The nature of sky surveys and the resulting data sets dictates the kinds of science one may wish to do with them. For example, most surveys would cover a large solid angle, but not go as deep as the typical ``pointed observations''. This, in turn, drives the kinds of data analysis software needed for their scientific exploration. Broadly speaking, the kinds of astronomical investigations for which surveys are well suited include the following:

Multiwavelength Astronomy

Combining surveys done at different wavelengths, for a more panchromatic view of the universe. Typically, optical IDs are needed for most of the follow-up work. An obvious example are the optical identifications of radio or x-ray sources. A typical basic software requirement is efficient and accurate matching of sources detected in different wavelengths. If positional accuracies and source densities in matched surveys are comparable this is a relatively straightforward task; however, if either of these two conditions is not satisfied, more sophisticated algorithms may be needed to assign matching probabilities to multiple candidates. These techniques can generally be optimized for certain classes of sources by utilizing as much a priori knowledge as possible.

Statistical Astronomy

Studies of the large-scale structure (if one detects galaxies in copious numbers), or studies of the Galactic structure (if one detects stars in copious numbers). The sheer numbers of detected sources make the Poissonian fluctuations unimportant, but systematic errors may limit the results. Accurate and uniform flux calibrations and source classifications are essential for such applications, and possible biases should be modeled. In addition, the sheer size of most surveys allows for further subdivision of various analysis (e.g., by morphological or spectral type) for more specific results.

Rare Object Searches

Searches for rare types of objects or groups of objects, whose frequency of occurrence is so low that huge input source catalogs are necessary in order to find them. This ``needle in a haystack'' search is facilitated by the vast number of sources in current surveys (i.e., a one in a million object would appear a thousand times in a billion source survey). Typically such rare objects are found as outliers in some parameter space, e.g., colors: the bulk of ``ordinary'' sources (normal stars, galaxies, etc.) would form well-defined clusters in the parameter space of observables, and some rare or peculiar types of objects may be found away from them.
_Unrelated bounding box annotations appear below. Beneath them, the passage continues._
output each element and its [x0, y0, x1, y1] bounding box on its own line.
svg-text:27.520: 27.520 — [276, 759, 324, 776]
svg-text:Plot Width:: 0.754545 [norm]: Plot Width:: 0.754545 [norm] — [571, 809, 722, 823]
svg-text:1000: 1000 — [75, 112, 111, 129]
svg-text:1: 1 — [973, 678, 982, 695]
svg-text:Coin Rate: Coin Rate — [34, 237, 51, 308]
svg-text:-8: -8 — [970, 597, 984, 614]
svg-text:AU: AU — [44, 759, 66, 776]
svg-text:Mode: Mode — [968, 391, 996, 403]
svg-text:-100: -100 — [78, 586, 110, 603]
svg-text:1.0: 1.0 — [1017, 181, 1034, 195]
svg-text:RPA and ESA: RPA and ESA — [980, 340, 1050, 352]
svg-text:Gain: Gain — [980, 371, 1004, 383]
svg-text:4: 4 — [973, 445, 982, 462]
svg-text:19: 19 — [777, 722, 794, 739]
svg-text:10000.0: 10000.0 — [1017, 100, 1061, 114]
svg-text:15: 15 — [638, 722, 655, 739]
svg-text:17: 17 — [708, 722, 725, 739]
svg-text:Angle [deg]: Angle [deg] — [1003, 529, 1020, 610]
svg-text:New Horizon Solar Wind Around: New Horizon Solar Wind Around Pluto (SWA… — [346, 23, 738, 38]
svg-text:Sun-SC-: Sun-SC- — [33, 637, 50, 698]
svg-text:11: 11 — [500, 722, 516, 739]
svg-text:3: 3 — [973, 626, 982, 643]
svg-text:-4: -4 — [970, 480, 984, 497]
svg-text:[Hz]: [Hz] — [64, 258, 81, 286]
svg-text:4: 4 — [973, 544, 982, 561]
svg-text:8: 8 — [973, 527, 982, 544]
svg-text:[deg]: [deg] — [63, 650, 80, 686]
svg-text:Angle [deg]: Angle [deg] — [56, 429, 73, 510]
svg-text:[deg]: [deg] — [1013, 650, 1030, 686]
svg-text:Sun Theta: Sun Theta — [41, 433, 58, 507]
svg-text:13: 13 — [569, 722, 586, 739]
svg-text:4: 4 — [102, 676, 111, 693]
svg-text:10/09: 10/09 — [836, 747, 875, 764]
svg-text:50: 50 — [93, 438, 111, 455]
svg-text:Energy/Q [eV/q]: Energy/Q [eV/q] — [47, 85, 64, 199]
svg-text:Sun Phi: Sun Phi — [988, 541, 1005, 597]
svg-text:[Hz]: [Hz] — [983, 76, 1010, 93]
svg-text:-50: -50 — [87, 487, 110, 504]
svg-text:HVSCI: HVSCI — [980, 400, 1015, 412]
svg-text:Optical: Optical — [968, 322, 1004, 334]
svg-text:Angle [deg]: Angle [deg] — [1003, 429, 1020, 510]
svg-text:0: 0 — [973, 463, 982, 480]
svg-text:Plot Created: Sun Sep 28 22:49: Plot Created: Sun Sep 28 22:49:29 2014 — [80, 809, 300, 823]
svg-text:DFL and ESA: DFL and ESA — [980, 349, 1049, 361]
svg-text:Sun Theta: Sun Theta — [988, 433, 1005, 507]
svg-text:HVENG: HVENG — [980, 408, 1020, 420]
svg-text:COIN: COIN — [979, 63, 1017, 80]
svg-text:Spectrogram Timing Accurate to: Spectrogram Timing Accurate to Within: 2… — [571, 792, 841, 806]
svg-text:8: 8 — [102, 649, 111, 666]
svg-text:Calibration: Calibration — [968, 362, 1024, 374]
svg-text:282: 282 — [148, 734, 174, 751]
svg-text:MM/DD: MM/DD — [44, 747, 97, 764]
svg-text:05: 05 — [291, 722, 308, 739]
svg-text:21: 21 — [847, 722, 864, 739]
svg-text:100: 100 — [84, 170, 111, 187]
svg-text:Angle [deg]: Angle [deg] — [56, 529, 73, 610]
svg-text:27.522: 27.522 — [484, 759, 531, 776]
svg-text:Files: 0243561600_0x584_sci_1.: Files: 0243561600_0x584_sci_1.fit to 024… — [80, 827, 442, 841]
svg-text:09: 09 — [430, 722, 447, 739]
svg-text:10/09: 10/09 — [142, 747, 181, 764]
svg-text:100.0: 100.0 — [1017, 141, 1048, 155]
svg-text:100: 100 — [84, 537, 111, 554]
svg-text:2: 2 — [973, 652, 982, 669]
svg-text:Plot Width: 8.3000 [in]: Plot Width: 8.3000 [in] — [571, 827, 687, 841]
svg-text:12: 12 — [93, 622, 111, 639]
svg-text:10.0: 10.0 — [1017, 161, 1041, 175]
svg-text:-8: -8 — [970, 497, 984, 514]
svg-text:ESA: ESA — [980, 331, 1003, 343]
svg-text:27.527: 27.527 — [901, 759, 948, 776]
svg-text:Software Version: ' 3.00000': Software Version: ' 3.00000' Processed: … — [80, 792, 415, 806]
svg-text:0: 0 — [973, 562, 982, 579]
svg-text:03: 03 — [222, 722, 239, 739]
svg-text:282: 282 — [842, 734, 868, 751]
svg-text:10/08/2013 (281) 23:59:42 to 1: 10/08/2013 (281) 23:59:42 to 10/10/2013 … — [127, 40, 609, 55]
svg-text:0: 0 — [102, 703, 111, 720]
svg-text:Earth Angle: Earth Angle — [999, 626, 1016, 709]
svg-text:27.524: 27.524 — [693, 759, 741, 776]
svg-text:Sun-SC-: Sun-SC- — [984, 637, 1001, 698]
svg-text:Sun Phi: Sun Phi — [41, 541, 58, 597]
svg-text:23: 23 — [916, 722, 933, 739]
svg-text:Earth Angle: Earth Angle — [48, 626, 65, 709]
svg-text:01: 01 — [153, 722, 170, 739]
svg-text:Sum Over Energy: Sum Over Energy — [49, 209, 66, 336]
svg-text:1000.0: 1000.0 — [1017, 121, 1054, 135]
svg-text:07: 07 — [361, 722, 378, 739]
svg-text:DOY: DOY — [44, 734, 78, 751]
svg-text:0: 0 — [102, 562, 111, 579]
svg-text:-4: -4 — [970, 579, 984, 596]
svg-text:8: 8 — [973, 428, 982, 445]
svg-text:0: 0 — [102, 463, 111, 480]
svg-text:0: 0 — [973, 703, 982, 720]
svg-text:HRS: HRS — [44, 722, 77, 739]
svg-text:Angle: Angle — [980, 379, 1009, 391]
Unsupervised classification and cluster analysis techniques may be especially useful for this task. This data-mining also facilitates significantly higher efficiencies in performing follow-up spectroscopy of unusual objects. We note that rare objects may belong to known classes (e.g., distant quasars, brown dwarfs, etc.), which can be known to occupy some a priori determined portion of the given parameter space. Alternatively, there may be previously unknown or unexpected types of objects discovered in this manner.